Kirsty Ogg ­and Marijke Steedman: the gallery problem, or, what artists can do when their work doesn’t fit in galleries

Our sixth, final talk as part of System Failure discussed the strength of galleries on an artists career, and explored how artists are validated by gallery exhibition above all other mechanisms in the art world.

With Kirsty Ogg ­and Marijke Steedman.

Artists have no real career progression: little basis on which to charge more fees or expect higher sale prices, and very few methods with which to distinguish themselves from their peers. How can you tell if an artist is more established, less ‘emerging’ than another?  Arguably, the main traditional marker of an artists career is exhibitions in galleries – objects ostensibly created by individual artists and exhibited in public places for criticism, sale and edification.

But for an increasing number of artists, the traditional gallery system no longer works – and although some galleries are responding, many remain stuck in early twentieth century languages of display that exclude some artists and some practices from public attention.

Galleries as they currently exist are a fairly novel invention – as little as 150 years ago, audiences would routinely pay to view art in exhibitions put on by artists themselves in venues hired for the occasion. The Royal Academy was one of the few public venues where usually wealthy, elite audiences could view work, and artists’ livelihoods were mostly based on commissions. Even more recently, art fairs and biennials have somewhat taken over as the predominant spaces to experience new, international art, but exhibitions in galleries – publicly funded or commercial – remain a crucial step in an artist’s career.

But what if an artist’s work doesn’t fit – architecturally, conceptually, traditionally – within a gallery’s programme? Increasing numbers of artists working in socially engaged practice – where communities and individual people, often unrelated to the arts, form the material and outcome of a practice. Many are involved in this work as a reaction to the elite audiences who still mostly attend art galleries in the UK. Performance and moving image have long been difficult to place in galleries – from audience low engagement to alienating and uncomfortable display methods – with digital work almost entirely ignored. If artists need galleries to validate their careers, to increase reputations and garner more work, then a diverse base of practices must be reflected in their programmes for the benefit of audiences and artists alike. Artists themselves are frequently sidelined in this dynamic:those with socially engaged practices tend to find themselves in museums and gallery education departments rather than the exhibition halls themselves.
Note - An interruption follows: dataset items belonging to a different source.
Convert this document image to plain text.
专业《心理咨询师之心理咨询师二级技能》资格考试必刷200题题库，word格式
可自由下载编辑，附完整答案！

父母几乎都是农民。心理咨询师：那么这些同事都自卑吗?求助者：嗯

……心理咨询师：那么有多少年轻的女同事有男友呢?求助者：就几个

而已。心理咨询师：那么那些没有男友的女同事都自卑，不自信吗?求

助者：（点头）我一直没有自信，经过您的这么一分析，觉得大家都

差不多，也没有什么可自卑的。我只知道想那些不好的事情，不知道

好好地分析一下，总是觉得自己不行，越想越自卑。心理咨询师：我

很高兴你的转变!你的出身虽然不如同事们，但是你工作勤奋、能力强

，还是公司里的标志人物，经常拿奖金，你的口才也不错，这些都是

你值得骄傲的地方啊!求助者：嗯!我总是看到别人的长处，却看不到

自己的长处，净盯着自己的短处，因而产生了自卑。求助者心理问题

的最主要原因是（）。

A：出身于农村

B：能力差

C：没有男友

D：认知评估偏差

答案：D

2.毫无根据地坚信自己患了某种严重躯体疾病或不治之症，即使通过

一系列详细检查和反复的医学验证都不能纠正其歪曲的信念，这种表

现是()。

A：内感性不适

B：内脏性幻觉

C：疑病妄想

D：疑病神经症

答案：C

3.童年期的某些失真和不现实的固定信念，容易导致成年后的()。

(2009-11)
Of course, it’s not all one way. Artists also have to understand the financial and political pressures that galleries have to negotiate, treading a fine line between the popular and the critical in their work. Galleries provide a crucial and expensive infrastructure for artists, and must act as gatekeepers to ensure scant resources are properly allocated. And their curators and directors can often understand the stage of a career when an exhibition is needed, or when it would provide only a distraction or stress. Audiences rely on galleries to choose the work they are shown. Without this competitive selection, artists wouldn’t value exhibitions as milestones in their careers.

New galleries are still being built, but generally along the same architectural lines as over the last 200 years. Galleries may be architecturally daring and exciting on the outside while the conventions of the white cube is maintained inside. How can gallery architecture respond to the demands of new art practices while ensuring traditional media can still be shown? And how far should galleries be dictated to by artistic practice which may change with technology and fashion?
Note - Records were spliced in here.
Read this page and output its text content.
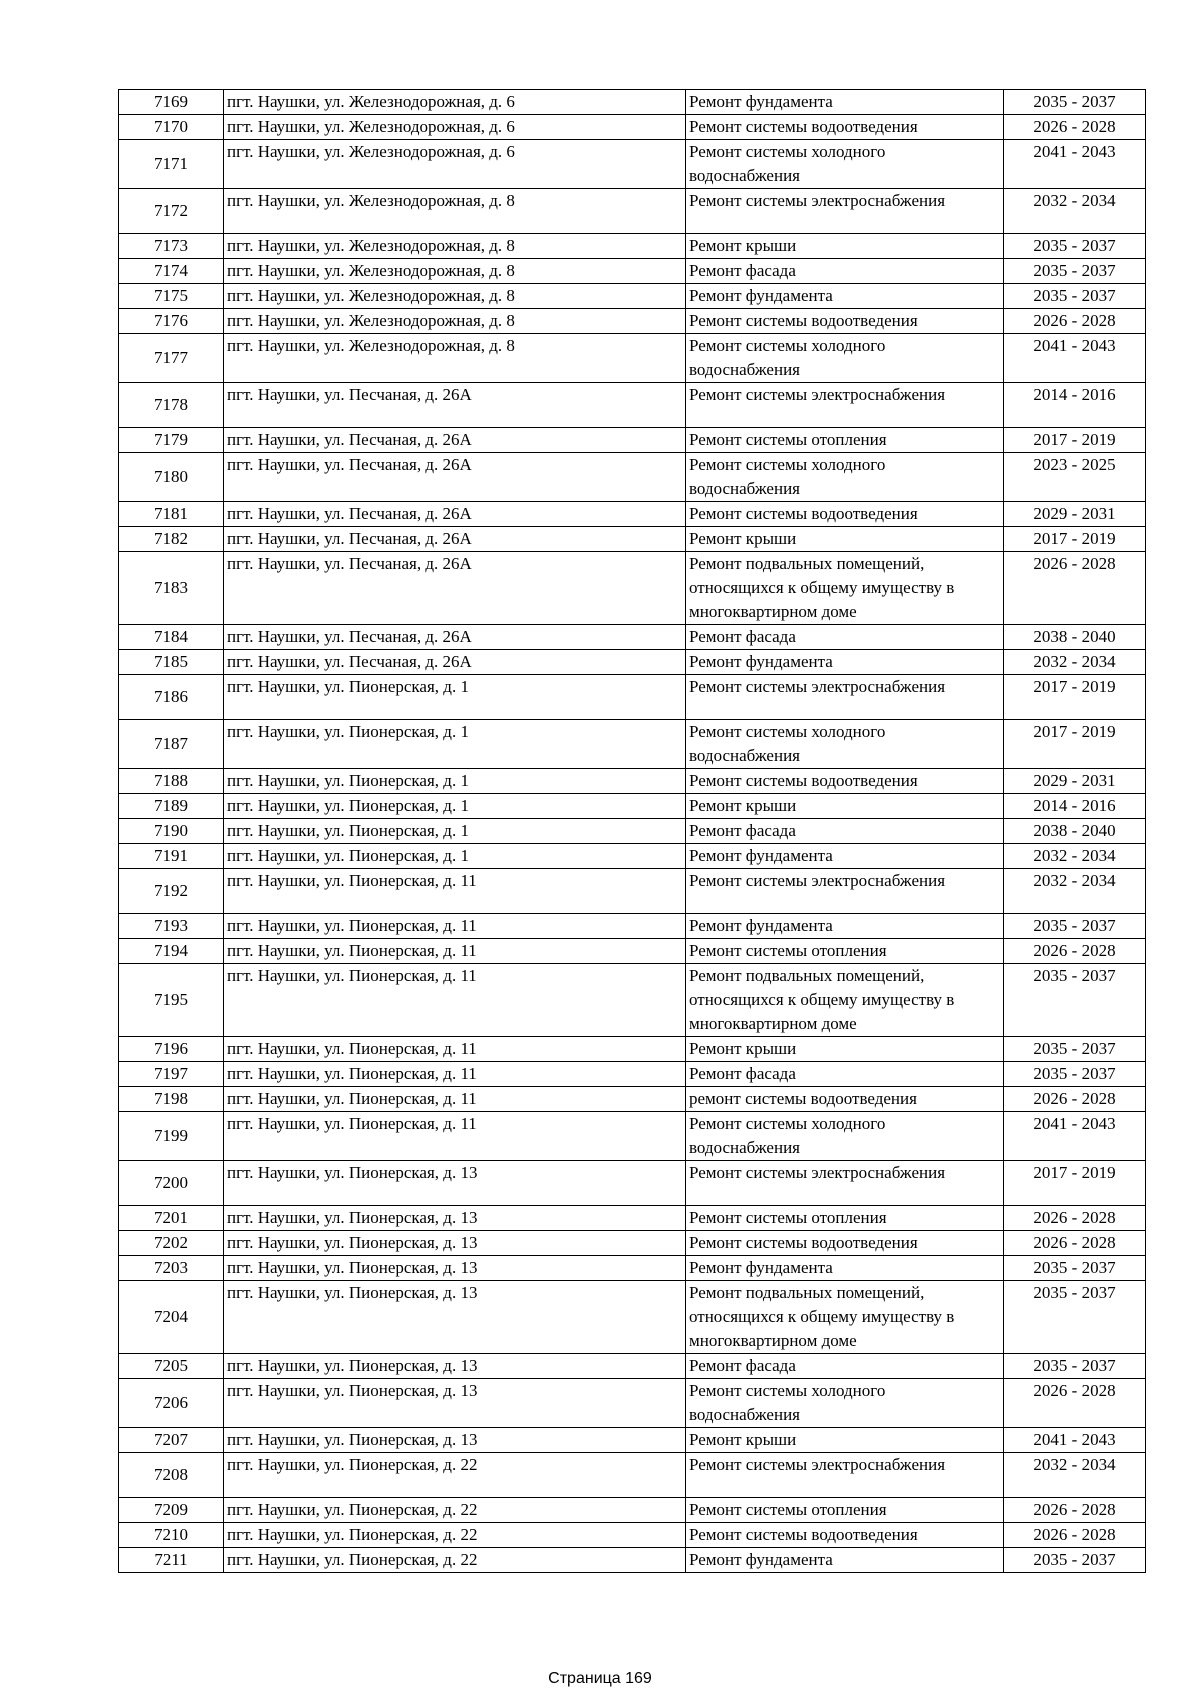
7169	пгт. Наушки, ул. Железнодорожная, д. 6	Ремонт фундамента	2035 - 2037
7170	пгт. Наушки, ул. Железнодорожная, д. 6	Ремонт системы водоотведения	2026 - 2028
7171	пгт. Наушки, ул. Железнодорожная, д. 6	Ремонт системы холодного водоснабжения	2041 - 2043
7172	пгт. Наушки, ул. Железнодорожная, д. 8	Ремонт системы электроснабжения	2032 - 2034
7173	пгт. Наушки, ул. Железнодорожная, д. 8	Ремонт крыши	2035 - 2037
7174	пгт. Наушки, ул. Железнодорожная, д. 8	Ремонт фасада	2035 - 2037
7175	пгт. Наушки, ул. Железнодорожная, д. 8	Ремонт фундамента	2035 - 2037
7176	пгт. Наушки, ул. Железнодорожная, д. 8	Ремонт системы водоотведения	2026 - 2028
7177	пгт. Наушки, ул. Железнодорожная, д. 8	Ремонт системы холодного водоснабжения	2041 - 2043
7178	пгт. Наушки, ул. Песчаная, д. 26А	Ремонт системы электроснабжения	2014 - 2016
7179	пгт. Наушки, ул. Песчаная, д. 26А	Ремонт системы отопления	2017 - 2019
7180	пгт. Наушки, ул. Песчаная, д. 26А	Ремонт системы холодного водоснабжения	2023 - 2025
7181	пгт. Наушки, ул. Песчаная, д. 26А	Ремонт системы водоотведения	2029 - 2031
7182	пгт. Наушки, ул. Песчаная, д. 26А	Ремонт крыши	2017 - 2019
7183	пгт. Наушки, ул. Песчаная, д. 26А	Ремонт подвальных помещений, относящихся к общему имуществу в многоквартирном доме	2026 - 2028
7184	пгт. Наушки, ул. Песчаная, д. 26А	Ремонт фасада	2038 - 2040
7185	пгт. Наушки, ул. Песчаная, д. 26А	Ремонт фундамента	2032 - 2034
7186	пгт. Наушки, ул. Пионерская, д. 1	Ремонт системы электроснабжения	2017 - 2019
7187	пгт. Наушки, ул. Пионерская, д. 1	Ремонт системы холодного водоснабжения	2017 - 2019
7188	пгт. Наушки, ул. Пионерская, д. 1	Ремонт системы водоотведения	2029 - 2031
7189	пгт. Наушки, ул. Пионерская, д. 1	Ремонт крыши	2014 - 2016
7190	пгт. Наушки, ул. Пионерская, д. 1	Ремонт фасада	2038 - 2040
7191	пгт. Наушки, ул. Пионерская, д. 1	Ремонт фундамента	2032 - 2034
7192	пгт. Наушки, ул. Пионерская, д. 11	Ремонт системы электроснабжения	2032 - 2034
7193	пгт. Наушки, ул. Пионерская, д. 11	Ремонт фундамента	2035 - 2037
7194	пгт. Наушки, ул. Пионерская, д. 11	Ремонт системы отопления	2026 - 2028
7195	пгт. Наушки, ул. Пионерская, д. 11	Ремонт подвальных помещений, относящихся к общему имуществу в многоквартирном доме	2035 - 2037
7196	пгт. Наушки, ул. Пионерская, д. 11	Ремонт крыши	2035 - 2037
7197	пгт. Наушки, ул. Пионерская, д. 11	Ремонт фасада	2035 - 2037
7198	пгт. Наушки, ул. Пионерская, д. 11	ремонт системы водоотведения	2026 - 2028
7199	пгт. Наушки, ул. Пионерская, д. 11	Ремонт системы холодного водоснабжения	2041 - 2043
7200	пгт. Наушки, ул. Пионерская, д. 13	Ремонт системы электроснабжения	2017 - 2019
7201	пгт. Наушки, ул. Пионерская, д. 13	Ремонт системы отопления	2026 - 2028
7202	пгт. Наушки, ул. Пионерская, д. 13	Ремонт системы водоотведения	2026 - 2028
7203	пгт. Наушки, ул. Пионерская, д. 13	Ремонт фундамента	2035 - 2037
7204	пгт. Наушки, ул. Пионерская, д. 13	Ремонт подвальных помещений, относящихся к общему имуществу в многоквартирном доме	2035 - 2037
7205	пгт. Наушки, ул. Пионерская, д. 13	Ремонт фасада	2035 - 2037
7206	пгт. Наушки, ул. Пионерская, д. 13	Ремонт системы холодного водоснабжения	2026 - 2028
7207	пгт. Наушки, ул. Пионерская, д. 13	Ремонт крыши	2041 - 2043
7208	пгт. Наушки, ул. Пионерская, д. 22	Ремонт системы электроснабжения	2032 - 2034
7209	пгт. Наушки, ул. Пионерская, д. 22	Ремонт системы отопления	2026 - 2028
7210	пгт. Наушки, ул. Пионерская, д. 22	Ремонт системы водоотведения	2026 - 2028
7211	пгт. Наушки, ул. Пионерская, д. 22	Ремонт фундамента	2035 - 2037
Страница 169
This conversation will explore some of these issues and ask how galleries and artists should be working together to ensure diverse practices and artists can be shown, and what the future of this relationship might be.

Further reading and articles

As part of their ‘Beyond the Gallery‘ programme, Axisweb interviewed the Director of mimaand Turner Prize judge Alistair Hudson. In this film, Alistair talks about validation: should validation of an artist’s practice come from the art world or, in the proposed model of the museum 3.0, a broader usership?

View all seven films in this series on Axisweb’s Vimeo page.


Kirsty Ogg is the Director of New Contemporaries, the leading UK organisation supporting emergent art practice from UK art schools. Since 1949 New Contemporaries has consistently provided a critical platform for new and recent fine art graduates primarily by means of an annual, nationally touring exhibition. She was Curator at the Whitechapel Gallery, London from 2009-2013, responsible for the re-launch of the Whitechapel Gallery’s triennial open submission exhibition as The London Open. As the former Director of The Showroom, London, Kirsty Ogg worked with artists including Subodh Gupta, Richard Hughes, Jim Lambie, Daria Martin and Eva Rothschild, presenting their first solo shows in London.

Marijke Steedman is Curator at Create London, an agency primarily focused in east London that connects artists more closely with communities through an ambitious programme of public, non-gallery-based projects. Previously Curator of Community Programmes at the Whitechapel Gallery, she was responsible for The Street, a programme of artist projects, events and research taking place both in and beyond the Gallery. She edited Gallery as Community: Art, Education, Politics to discuss gallery activity beyond the site of the gallery, with an interest in context and situation and to problematise notions of community.

This talk was originally part of System Failure, a series of in-conversations looking at the systemic failures of the art world in its wider context. Held onSaturday 12 December 2015 at Block 336. This talk is programmed in partnership with Axisweb, and responds to their Validation beyond the gallery report.